In the meantime, OpenAI is “shifting towards evaluations that reflect utility as well,” Chen told me, such as tests of an AI model’s ability to navigate and take actions on the web—which will help the company make better, although not necessarily smarter, products. OpenAI itself, not some third-party test, will ultimately decide when its products are useful, how to price them (perhaps $20,000 a year for a “Phd-level” bot, according to one report), and whether they’ve achieved AGI. Indeed, the company may already have its own key AGI metric, of a sort: As The Information reported late last year, Microsoft and OpenAI have come to an agreement defining AGI as software capable of generating roughly $100 billion in profits. According to documents OpenAI distributed to investors, that determination “is in the ‘reasonable discretion’ of the board of OpenAI.”
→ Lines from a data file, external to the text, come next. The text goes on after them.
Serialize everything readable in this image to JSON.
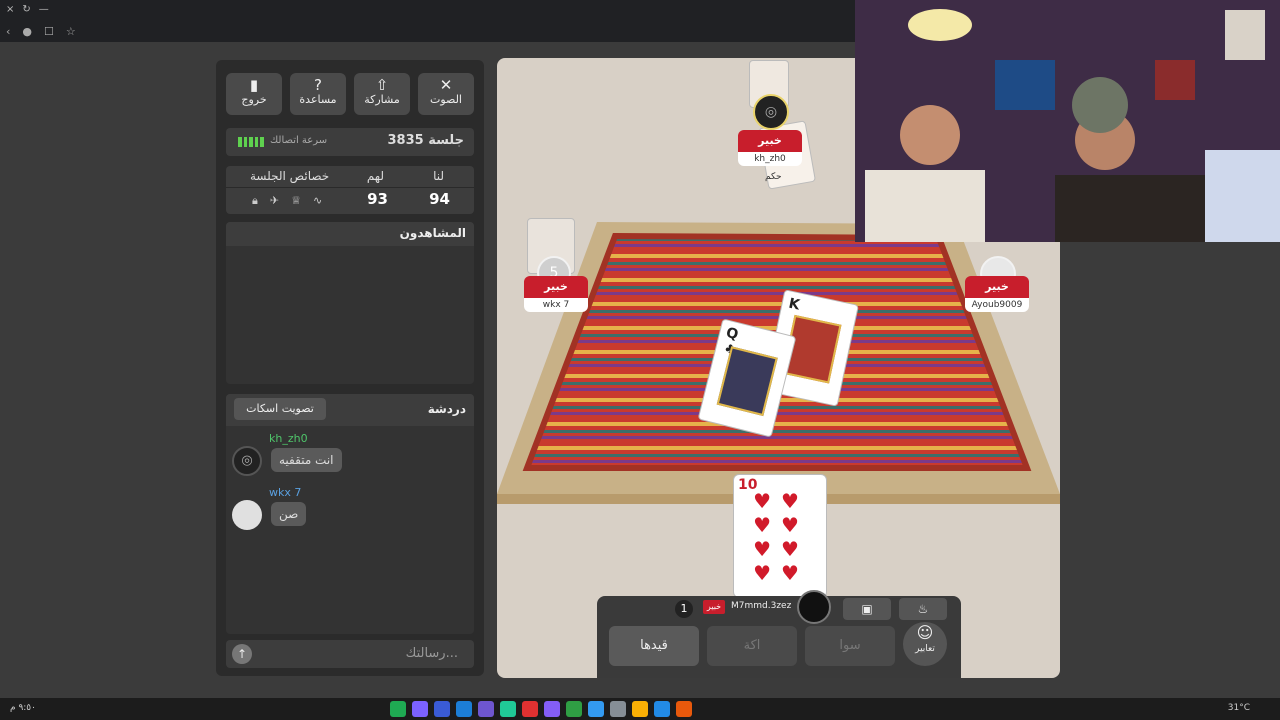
{
  "browser": {
    "close": "×",
    "reload": "↻",
    "minimize": "—"
  },
  "panel": {
    "buttons": [
      {
        "label": "خروج",
        "icon": "exit-icon",
        "glyph": "▮"
      },
      {
        "label": "مساعدة",
        "icon": "help-icon",
        "glyph": "?"
      },
      {
        "label": "مشاركة",
        "icon": "share-icon",
        "glyph": "⇧"
      },
      {
        "label": "الصوت",
        "icon": "sound-off-icon",
        "glyph": "✕"
      }
    ],
    "session_label": "جلسة 3835",
    "connection_label": "سرعة اتصالك",
    "props_label": "خصائص الجلسة",
    "them_label": "لهم",
    "us_label": "لنا",
    "them_score": "93",
    "us_score": "94",
    "viewers_title": "المشاهدون",
    "chat_title": "دردشة",
    "mute_vote_label": "تصويت اسكات",
    "messages": [
      {
        "user": "kh_zh0",
        "text": "انت متقفيه",
        "color": "#4fc46a"
      },
      {
        "user": "wkx 7",
        "text": "صن",
        "color": "#5aa0e0"
      }
    ],
    "input_placeholder": "رسالتك..."
  },
  "game": {
    "top_player": {
      "name": "kh_zh0",
      "status": "خبير",
      "sub": "حكم"
    },
    "left_player": {
      "name": "wkx 7",
      "status": "خبير",
      "count": "5"
    },
    "right_player": {
      "name": "Ayoub9009",
      "status": "خبير"
    },
    "self_player": {
      "name": "M7mmd.3zez",
      "status": "خبير",
      "count": "1"
    },
    "center_cards": [
      "Q",
      "K"
    ],
    "hand_card": {
      "rank": "10",
      "suit": "♥"
    },
    "actions": {
      "qaydha": "قيدها",
      "akka": "اكة",
      "sawa": "سوا",
      "expressions": "تعابير"
    },
    "small_buttons": {
      "gift": "gift-icon",
      "fire": "fire-icon"
    }
  },
  "taskbar": {
    "weather": "31°C",
    "time": "٩:٥٠ م"
  }
}
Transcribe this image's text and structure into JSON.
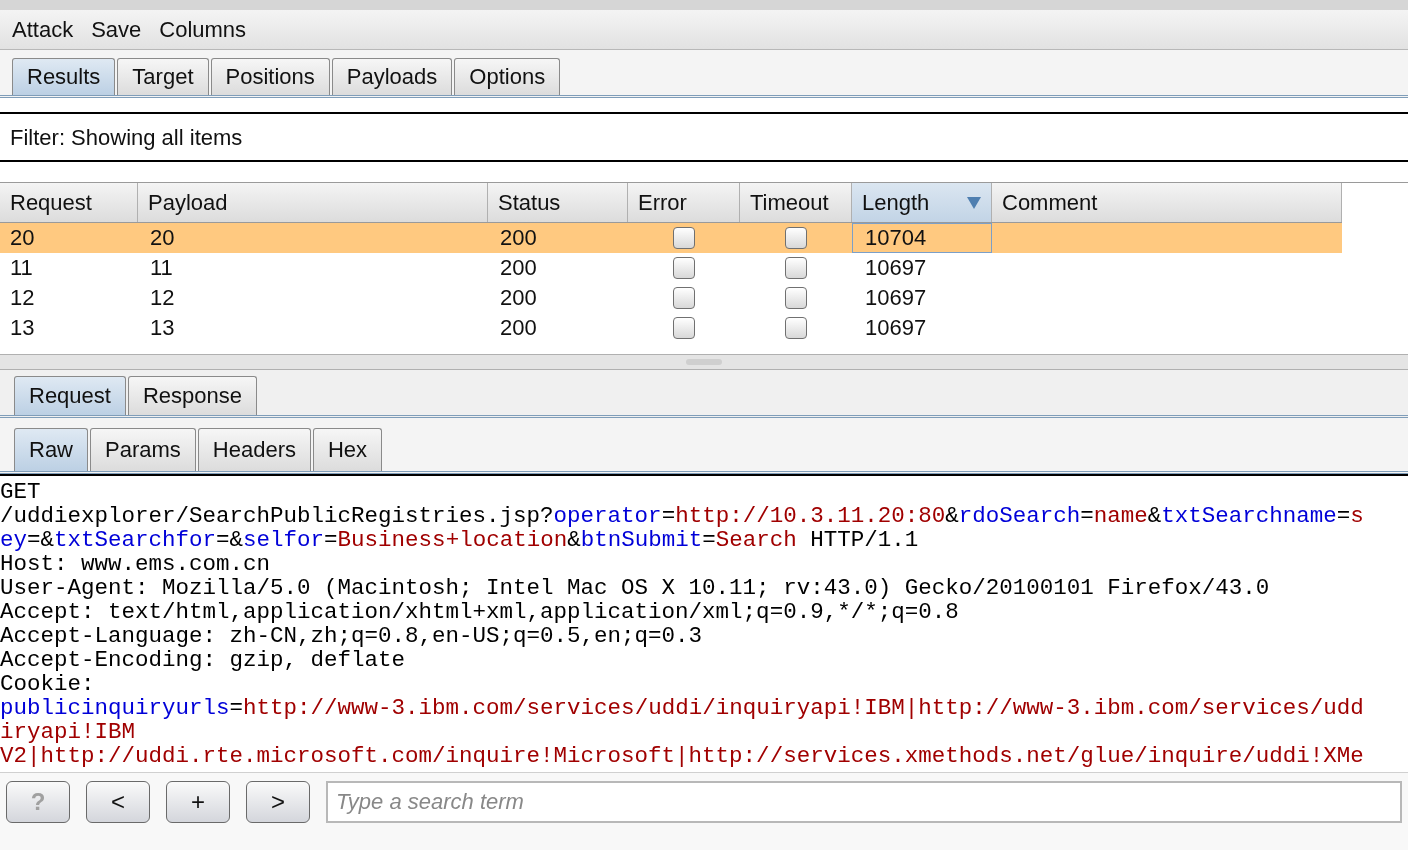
{
  "menu": [
    "Attack",
    "Save",
    "Columns"
  ],
  "tabs": [
    {
      "label": "Results",
      "selected": true
    },
    {
      "label": "Target",
      "selected": false
    },
    {
      "label": "Positions",
      "selected": false
    },
    {
      "label": "Payloads",
      "selected": false
    },
    {
      "label": "Options",
      "selected": false
    }
  ],
  "filter": "Filter: Showing all items",
  "table": {
    "columns": [
      {
        "label": "Request",
        "sorted": false
      },
      {
        "label": "Payload",
        "sorted": false
      },
      {
        "label": "Status",
        "sorted": false
      },
      {
        "label": "Error",
        "sorted": false
      },
      {
        "label": "Timeout",
        "sorted": false
      },
      {
        "label": "Length",
        "sorted": true
      },
      {
        "label": "Comment",
        "sorted": false
      }
    ],
    "rows": [
      {
        "request": "20",
        "payload": "20",
        "status": "200",
        "error": false,
        "timeout": false,
        "length": "10704",
        "selected": true
      },
      {
        "request": "11",
        "payload": "11",
        "status": "200",
        "error": false,
        "timeout": false,
        "length": "10697",
        "selected": false
      },
      {
        "request": "12",
        "payload": "12",
        "status": "200",
        "error": false,
        "timeout": false,
        "length": "10697",
        "selected": false
      },
      {
        "request": "13",
        "payload": "13",
        "status": "200",
        "error": false,
        "timeout": false,
        "length": "10697",
        "selected": false
      }
    ]
  },
  "message_tabs": [
    {
      "label": "Request",
      "selected": true
    },
    {
      "label": "Response",
      "selected": false
    }
  ],
  "view_tabs": [
    {
      "label": "Raw",
      "selected": true
    },
    {
      "label": "Params",
      "selected": false
    },
    {
      "label": "Headers",
      "selected": false
    },
    {
      "label": "Hex",
      "selected": false
    }
  ],
  "raw_lines": [
    [
      {
        "kind": "plain",
        "text": "GET"
      }
    ],
    [
      {
        "kind": "plain",
        "text": "/uddiexplorer/SearchPublicRegistries.jsp?"
      },
      {
        "kind": "key",
        "text": "operator"
      },
      {
        "kind": "plain",
        "text": "="
      },
      {
        "kind": "value",
        "text": "http://10.3.11.20:80"
      },
      {
        "kind": "plain",
        "text": "&"
      },
      {
        "kind": "key",
        "text": "rdoSearch"
      },
      {
        "kind": "plain",
        "text": "="
      },
      {
        "kind": "value",
        "text": "name"
      },
      {
        "kind": "plain",
        "text": "&"
      },
      {
        "kind": "key",
        "text": "txtSearchname"
      },
      {
        "kind": "plain",
        "text": "="
      },
      {
        "kind": "value",
        "text": "s"
      }
    ],
    [
      {
        "kind": "key",
        "text": "ey"
      },
      {
        "kind": "plain",
        "text": "=&"
      },
      {
        "kind": "key",
        "text": "txtSearchfor"
      },
      {
        "kind": "plain",
        "text": "=&"
      },
      {
        "kind": "key",
        "text": "selfor"
      },
      {
        "kind": "plain",
        "text": "="
      },
      {
        "kind": "value",
        "text": "Business+location"
      },
      {
        "kind": "plain",
        "text": "&"
      },
      {
        "kind": "key",
        "text": "btnSubmit"
      },
      {
        "kind": "plain",
        "text": "="
      },
      {
        "kind": "value",
        "text": "Search"
      },
      {
        "kind": "plain",
        "text": " HTTP/1.1"
      }
    ],
    [
      {
        "kind": "plain",
        "text": "Host: www.ems.com.cn"
      }
    ],
    [
      {
        "kind": "plain",
        "text": "User-Agent: Mozilla/5.0 (Macintosh; Intel Mac OS X 10.11; rv:43.0) Gecko/20100101 Firefox/43.0"
      }
    ],
    [
      {
        "kind": "plain",
        "text": "Accept: text/html,application/xhtml+xml,application/xml;q=0.9,*/*;q=0.8"
      }
    ],
    [
      {
        "kind": "plain",
        "text": "Accept-Language: zh-CN,zh;q=0.8,en-US;q=0.5,en;q=0.3"
      }
    ],
    [
      {
        "kind": "plain",
        "text": "Accept-Encoding: gzip, deflate"
      }
    ],
    [
      {
        "kind": "plain",
        "text": "Cookie:"
      }
    ],
    [
      {
        "kind": "key",
        "text": "publicinquiryurls"
      },
      {
        "kind": "plain",
        "text": "="
      },
      {
        "kind": "value",
        "text": "http://www-3.ibm.com/services/uddi/inquiryapi!IBM|http://www-3.ibm.com/services/udd"
      }
    ],
    [
      {
        "kind": "value",
        "text": "iryapi!IBM"
      }
    ],
    [
      {
        "kind": "value",
        "text": "V2|http://uddi.rte.microsoft.com/inquire!Microsoft|http://services.xmethods.net/glue/inquire/uddi!XMe"
      }
    ]
  ],
  "nav_buttons": [
    {
      "label": "?",
      "disabled": true
    },
    {
      "label": "<",
      "disabled": false
    },
    {
      "label": "+",
      "disabled": false
    },
    {
      "label": ">",
      "disabled": false
    }
  ],
  "search": {
    "placeholder": "Type a search term"
  }
}
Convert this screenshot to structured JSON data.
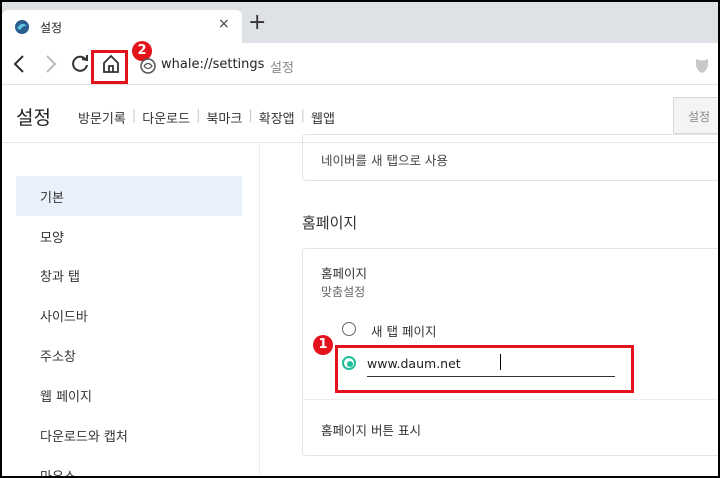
{
  "tab": {
    "title": "설정",
    "close": "×",
    "new_tab": "+"
  },
  "toolbar": {
    "url": "whale://settings",
    "url_tag": "설정"
  },
  "annotations": {
    "badge_1": "1",
    "badge_2": "2",
    "highlight_color": "#e3121b"
  },
  "header": {
    "title": "설정",
    "nav": [
      "방문기록",
      "다운로드",
      "북마크",
      "확장앱",
      "웹앱"
    ],
    "search": "설정"
  },
  "sidebar": {
    "items": [
      "기본",
      "모양",
      "창과 탭",
      "사이드바",
      "주소창",
      "웹 페이지",
      "다운로드와 캡처",
      "마우스"
    ],
    "active": "기본"
  },
  "main": {
    "naver_new_tab": "네이버를 새 탭으로 사용",
    "homepage_heading": "홈페이지",
    "homepage_label": "홈페이지",
    "homepage_sub": "맞춤설정",
    "option_new_tab": "새 탭 페이지",
    "option_url_value": "www.daum.net",
    "show_home_button": "홈페이지 버튼 표시",
    "accent_color": "#1fbf9b"
  }
}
And there’s the problem: Nobody agrees on what’s being measured, or why. If AI programs are bad at Chollet’s test, maybe it just means that they have a hard time visualizing colorful grids rather than anything deeper. And bots that never solve ARC-AGI-2 could generate $100 billion in profits some day. Any specific test—the LSAT or ARC-AGI or a coding puzzle—will inherently contradict the notion of general intelligence; the term’s defining trait may be its undefinability.

The deeper issue, perhaps, is that human intelligence is poorly understood, and gauging it is an infamously hard and prejudiced task. People have knacks for different things, or might arrive at the same result—the answer to a math problem, the solution to an ARC-AGI grid—via very different routes. A person who scores 30 percent on ARC-AGI-2 is in no sense inferior to someone who scores 90 percent. The collision of those differing routes and minds is what sparks debate, creativity, and beauty. Intentions, emotions, and lived experiences drive people as much as any logical reasoning.

Human cognitive diversity, in other words, is a glorious jumble. How do you even begin to construct an artificial version of that? And when that diversity is already so abundant, do you really want to?